It’s easy to forget that Robert Downey Jr. started his movie career in some of the least mainstream material imaginable. As a child, he had bit parts in several films directed by his father Robert Downey Sr., who was one of America’s most celebrated underground filmmakers during the 1960s and early ‘70s.
The senior Downey doesn’t pay much mind to the fact that his son is now one of the biggest celebrities in the world. “I’m just happy that he climbed off the floor during his dark period,” he says. “To me, that’s the miracle: that he chose to live.”
Downey Sr.’s movies, the cult classic Putney Swope among them, are being celebrated in an intimate, four-day festival which opens tonight at Cinefamily. “Truth and Soul, Inc. – The Films of Robert Downey, Sr. (A Prince)” includes appearances by Robert Downey Jr., Louis C.K., Paul Thomas Anderson, and Alan Arkin, a testament to the wide-ranging influence of his relentless anti-establishment satires. Downey Sr. himself will host screenings of his best-known films.
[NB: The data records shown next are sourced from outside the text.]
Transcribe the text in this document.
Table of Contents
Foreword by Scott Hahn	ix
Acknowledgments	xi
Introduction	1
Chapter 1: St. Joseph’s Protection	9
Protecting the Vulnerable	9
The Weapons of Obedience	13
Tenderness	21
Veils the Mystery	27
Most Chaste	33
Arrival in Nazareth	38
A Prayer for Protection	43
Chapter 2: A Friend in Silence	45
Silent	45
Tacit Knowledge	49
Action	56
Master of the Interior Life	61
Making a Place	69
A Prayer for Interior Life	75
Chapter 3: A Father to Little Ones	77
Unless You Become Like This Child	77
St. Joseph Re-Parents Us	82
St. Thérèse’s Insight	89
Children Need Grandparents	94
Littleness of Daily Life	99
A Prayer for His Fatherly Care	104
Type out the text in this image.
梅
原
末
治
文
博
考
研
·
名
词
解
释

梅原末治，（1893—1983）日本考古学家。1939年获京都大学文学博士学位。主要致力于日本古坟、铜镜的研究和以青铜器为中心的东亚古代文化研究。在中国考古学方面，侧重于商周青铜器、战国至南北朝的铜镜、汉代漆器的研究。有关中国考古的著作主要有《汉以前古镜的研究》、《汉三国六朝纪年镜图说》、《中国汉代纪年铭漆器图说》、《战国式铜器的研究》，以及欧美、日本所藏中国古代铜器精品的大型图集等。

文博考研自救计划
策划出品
The retrospective is part of this year’s annual donation drive. For the past few years, Cinefamily has hosted a live, 24-hour telethon, and it was at one such event that Downey Jr. showed up to open a time capsule. He then proceeded to donate several thousand dollars so the theater could upgrade its projector, which was the beginning of a bond between him and the theater. “Hadrian [Belove, Cinefamily co-founder] and my son had a meeting of the minds,” as Downey Sr. puts it. “I’m very pleased that they’ll have my old films around.” But the main reason Downey Sr. is excited about coming to L.A. is that he’ll get to meet his newborn granddaughter.
The filmmaker didn’t have much input on which of his films are being screened, but he says he’s happy with the selection: “To me the interesting part is being able to cut a few minutes out of a couple of [the movies], years after they were made. Which shows you that nothing is ever done.” He has indeed made edits to some of his movies specifically for this series.
Speaking of re-editing old work, Downey Sr. says, “Most people, when they do this, they put stuff back in. But I do the opposite. Nothing brutal. It’s just that I think, ‘Why did I leave that in?’” His dissatisfaction with his original choices was ignited when he was sorting through his work to help the Criterion Collection compile a boxed set a few years back. He’s completely unsentimental about his after-the-fact tinkering. “I took two minutes out of Rittenhouse Square last week. Pound, took out about five minutes. Two Tons of Turquoise, about fifteen minutes. I didn’t touch Putney or Chafed Elbows or Greaser’s Palace. They’re fine.”
Such is the life of a restless filmmaker, even in old age. While taking the train from New York to Los Angeles (he dislikes flying) Downey Sr. will be polishing the last draft of his latest screenplay. And this weekend’s retrospective will allow him and his fans to look back on what he’s done before.